Chapter 11

Cook hurried outside, followed by Reynolds – the two men with the same goal, to make sure the thunder wasn’t anything worse than a summer storm.

In the canyon formed by the surrounding tenements, Cook could only see a thin sliver of sky.

Reynolds hurried away, disappearing into a narrow alley.

Cook followed, and found himself in an open space – a churchyard, and an adjoining park. More sky.

Thick cloud gathered on the eastern horizon. The source of the storm. But this cloud was unlike any Cook had seen before. It was rising quickly, like steam from a kettle left too long to boil. Flashes of light lit the cloud from inside.

Cook smelt the air. There was an acrid smell, oddly familiar.

‘Coffee,’ Reynolds said. ‘They’re hitting the royal docks. There was a shipment in from Brazil last night.’

Now he’d said it, the smell was unmistakable. And the sound. Not thunder. Bombs. As many bombs as Cook had ever heard. Took him back to the Somme. But that was impossible. It would take hundreds of bombers. Thousands. It would take the entire Luftwaffe.

‘Any military targets over there?’ Cook asked.

‘Woolwich Arsenal,’ Reynolds said. ‘But that’s miles past the royals. Even the krauts wouldn’t miss by that much.’

The thunder was louder, and Cook saw glints of light in the sky, like a shoal of silvery fish in a dark pool.

‘Your idea to bring up the boy?’ Reynolds asked Cook.

Cook didn’t respond.

Reynolds winked. ‘Welcome to the island,’ he said, then slipped into the darkness of another alley.

Cook watched the sky.
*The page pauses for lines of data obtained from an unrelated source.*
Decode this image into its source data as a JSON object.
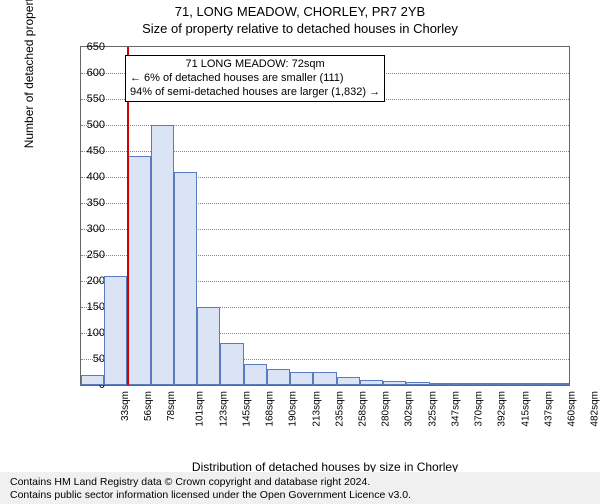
{
  "title_main": "71, LONG MEADOW, CHORLEY, PR7 2YB",
  "title_sub": "Size of property relative to detached houses in Chorley",
  "ylabel": "Number of detached properties",
  "xlabel": "Distribution of detached houses by size in Chorley",
  "chart": {
    "type": "histogram",
    "ylim": [
      0,
      650
    ],
    "ytick_step": 50,
    "bar_fill": "#dbe4f5",
    "bar_border": "#5a7bbf",
    "grid_color": "#888888",
    "background_color": "#ffffff",
    "marker_color": "#d00000",
    "marker_x_index": 2,
    "x_categories": [
      "33sqm",
      "56sqm",
      "78sqm",
      "101sqm",
      "123sqm",
      "145sqm",
      "168sqm",
      "190sqm",
      "213sqm",
      "235sqm",
      "258sqm",
      "280sqm",
      "302sqm",
      "325sqm",
      "347sqm",
      "370sqm",
      "392sqm",
      "415sqm",
      "437sqm",
      "460sqm",
      "482sqm"
    ],
    "values": [
      20,
      210,
      440,
      500,
      410,
      150,
      80,
      40,
      30,
      25,
      25,
      15,
      10,
      8,
      5,
      3,
      0,
      3,
      0,
      2,
      2
    ]
  },
  "annotation": {
    "line1": "71 LONG MEADOW: 72sqm",
    "line2": "← 6% of detached houses are smaller (111)",
    "line3": "94% of semi-detached houses are larger (1,832) →"
  },
  "footer": {
    "line1": "Contains HM Land Registry data © Crown copyright and database right 2024.",
    "line2": "Contains public sector information licensed under the Open Government Licence v3.0."
  }
}
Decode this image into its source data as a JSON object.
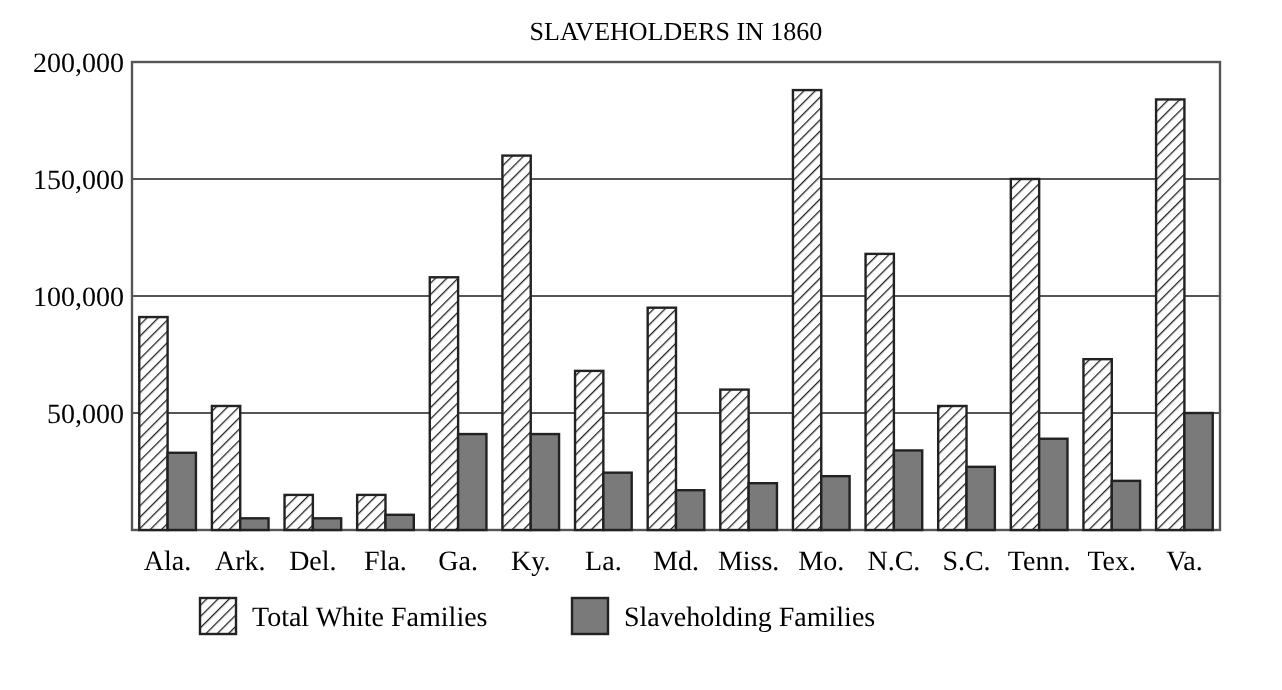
{
  "chart_data": {
    "type": "bar",
    "title": "SLAVEHOLDERS IN 1860",
    "categories": [
      "Ala.",
      "Ark.",
      "Del.",
      "Fla.",
      "Ga.",
      "Ky.",
      "La.",
      "Md.",
      "Miss.",
      "Mo.",
      "N.C.",
      "S.C.",
      "Tenn.",
      "Tex.",
      "Va."
    ],
    "series": [
      {
        "name": "Total White Families",
        "color": "#222222",
        "values": [
          91000,
          53000,
          15000,
          15000,
          108000,
          160000,
          68000,
          95000,
          60000,
          188000,
          118000,
          53000,
          150000,
          73000,
          184000
        ]
      },
      {
        "name": "Slaveholding Families",
        "color": "#7a7a7a",
        "values": [
          33000,
          5000,
          5000,
          6500,
          41000,
          41000,
          24500,
          17000,
          20000,
          23000,
          34000,
          27000,
          39000,
          21000,
          50000
        ]
      }
    ],
    "ylim": [
      0,
      200000
    ],
    "yticks": [
      {
        "value": 50000,
        "label": "50,000"
      },
      {
        "value": 100000,
        "label": "100,000"
      },
      {
        "value": 150000,
        "label": "150,000"
      },
      {
        "value": 200000,
        "label": "200,000"
      }
    ],
    "grid": "y",
    "legend": "bottom"
  }
}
Hard not to. Hypnotic, in its own way. Thousands of bombers, coming from the east.

Churchill had called the city a giant sow, tethered and vulnerable. Impossible to defend. No amount of fighters or anti-aircraft guns could make a mark. The bomber will always get through, was the mantra of the newspaper headline and the military strategist alike.

The only response had been to prepare the defences. Gas masks. Sandbags. Public shelters. Tape on every window.

As Cook stood in the churchyard and watched the sky turn red, suddenly the defences seemed all too thin.

Were they ever intended to protect the population of the biggest city in the world? Or were they just to keep the people quiet? Keep them going about their work without complaint, while the great and the good built deep shelters for themselves, and laid out escape plans.

The bombers were above Cook now, and he had to crane his neck, looking directly up into the late-afternoon sky.

And all the time, the sirens wailed, and the searchlights panned.

So this is it, Cook thought. The end of the world.